Our clients, who probably like you, offer retail sales on-line and have been receiving notices over the past few years harassing them about state sales tax collection. And for years, these thinly veiled attempts to raise state tax revenue failed because of a single U.S. Supreme Court case – Quill Corp. v. North Dakota.
South Dakota was no different. It recently enacted a law wherein a seller, who delivers more than $100,000 of goods or services into South Dakota or engages in 200 or more separate transactions for the delivery of goods and services into the state, on an annual basis, has to collect and remit sales tax “as if the seller had a physical presence in the state.”
Before last week, such a law violated the 1992 Quill decision. Under Quill, a retailer had to maintain a physical presence in a state, such as retail outlets, solicitors, or property in order to collect state sales tax. In fact, the State of South Dakota actually conceded its law violated Quill, but argued Quill was incorrect and outdated.
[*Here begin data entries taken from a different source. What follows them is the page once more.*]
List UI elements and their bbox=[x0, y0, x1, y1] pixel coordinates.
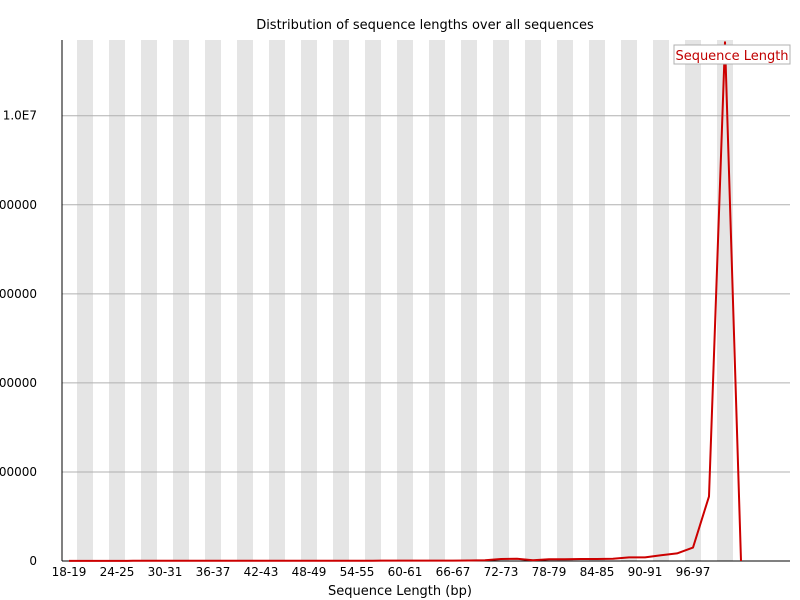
x-tick-label: 90-91 bbox=[628, 565, 663, 579]
y-tick-label: 2000000 bbox=[0, 465, 37, 479]
x-tick-label: 84-85 bbox=[580, 565, 615, 579]
background-stripes bbox=[77, 40, 733, 561]
x-tick-label: 48-49 bbox=[292, 565, 327, 579]
horizontal-gridlines bbox=[62, 115, 790, 473]
y-tick-label: 4000000 bbox=[0, 376, 37, 390]
x-tick-label: 36-37 bbox=[196, 565, 231, 579]
stripe bbox=[621, 40, 637, 561]
x-tick-label: 18-19 bbox=[52, 565, 87, 579]
stripe bbox=[493, 40, 509, 561]
stripe bbox=[269, 40, 285, 561]
x-tick-label: 30-31 bbox=[148, 565, 183, 579]
stripe bbox=[365, 40, 381, 561]
x-tick-label: 24-25 bbox=[100, 565, 135, 579]
x-tick-label: 72-73 bbox=[484, 565, 519, 579]
stripe bbox=[237, 40, 253, 561]
x-tick-label: 66-67 bbox=[436, 565, 471, 579]
stripe bbox=[205, 40, 221, 561]
stripe bbox=[77, 40, 93, 561]
y-tick-label: 8000000 bbox=[0, 198, 37, 212]
stripe bbox=[301, 40, 317, 561]
stripe bbox=[525, 40, 541, 561]
x-tick-label: 78-79 bbox=[532, 565, 567, 579]
x-tick-label: 42-43 bbox=[244, 565, 279, 579]
stripe bbox=[397, 40, 413, 561]
stripe bbox=[685, 40, 701, 561]
axes bbox=[61, 40, 790, 562]
stripe bbox=[461, 40, 477, 561]
stripe bbox=[717, 40, 733, 561]
x-tick-label: 96-97 bbox=[676, 565, 711, 579]
stripe bbox=[333, 40, 349, 561]
stripe bbox=[653, 40, 669, 561]
series-line bbox=[69, 41, 742, 562]
y-tick-label: 1.0E7 bbox=[3, 109, 37, 123]
stripe bbox=[141, 40, 157, 561]
chart-title: Distribution of sequence lengths over al… bbox=[256, 18, 594, 33]
legend-entry: Sequence Length bbox=[675, 49, 788, 64]
y-tick-label: 6000000 bbox=[0, 287, 37, 301]
stripe bbox=[557, 40, 573, 561]
x-tick-label: 60-61 bbox=[388, 565, 423, 579]
stripe bbox=[589, 40, 605, 561]
y-tick-label: 0 bbox=[29, 554, 37, 568]
x-tick-labels: 18-19 24-25 30-31 36-37 42-43 48-49 54-55 60-61… bbox=[52, 565, 711, 579]
stripe bbox=[109, 40, 125, 561]
y-tick-labels: 0 2000000 4000000 6000000 8000000 1.0E7 bbox=[0, 109, 37, 568]
legend-box bbox=[673, 44, 791, 65]
x-tick-label: 54-55 bbox=[340, 565, 375, 579]
series-lines bbox=[69, 41, 742, 562]
x-axis-label: Sequence Length (bp) bbox=[328, 584, 472, 599]
legend: Sequence Length bbox=[673, 44, 791, 65]
stripe bbox=[429, 40, 445, 561]
stripe bbox=[173, 40, 189, 561]
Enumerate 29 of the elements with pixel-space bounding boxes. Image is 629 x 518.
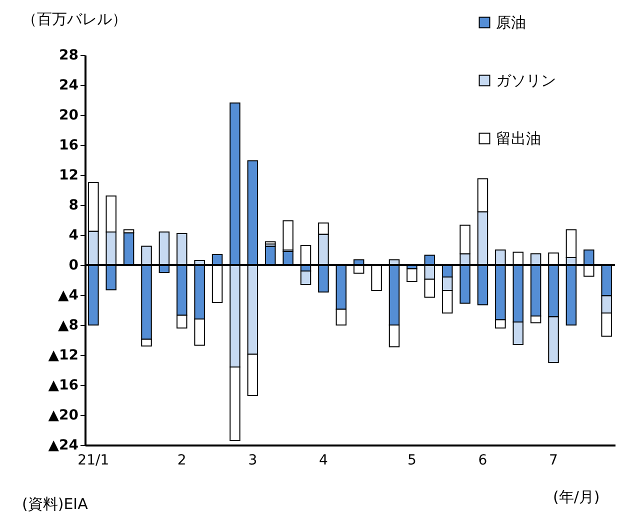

If you do not believe the internet has changed the fabric of retail sales, think about this – South Dakota asked the U.S. Supreme Court to review Quill “in light of the current economic realities.” With last week’s Wayfair decision, Quill’s physical presence rule no longer exists. As the court noted, “though Quill was wrong on its own terms when it was decided in 1992, since then the internet revolution has made its earlier error all that more egregious and harmful.” The Court concluded “the physical presence rule of Quill is unsound and incorrect.” While deciding to abandon the physical presence requirement, the Court noted “modern e-commerce does not align analytically with a test that relies on the sort of physical presence defined in Quill.” The Court’s feelings about Quill spilled out when it noted “in effect, Quill has come to serve as a judicially created tax shelter for businesses that decide to limit their physical presence and still sell their goods and services to a State’s consumers – something that has become easier and more prevalent as technology has advanced.”
Simply stated, on-line retailers must dust off their operating procedures, examine all 50 state tax codes, and start charging customers the respective state sales tax. If states do not already have a sales tax law similar to South Dakota, it could be expected that those general assemblies will cut short their summer vacations and start fast-tracking the legislation this week.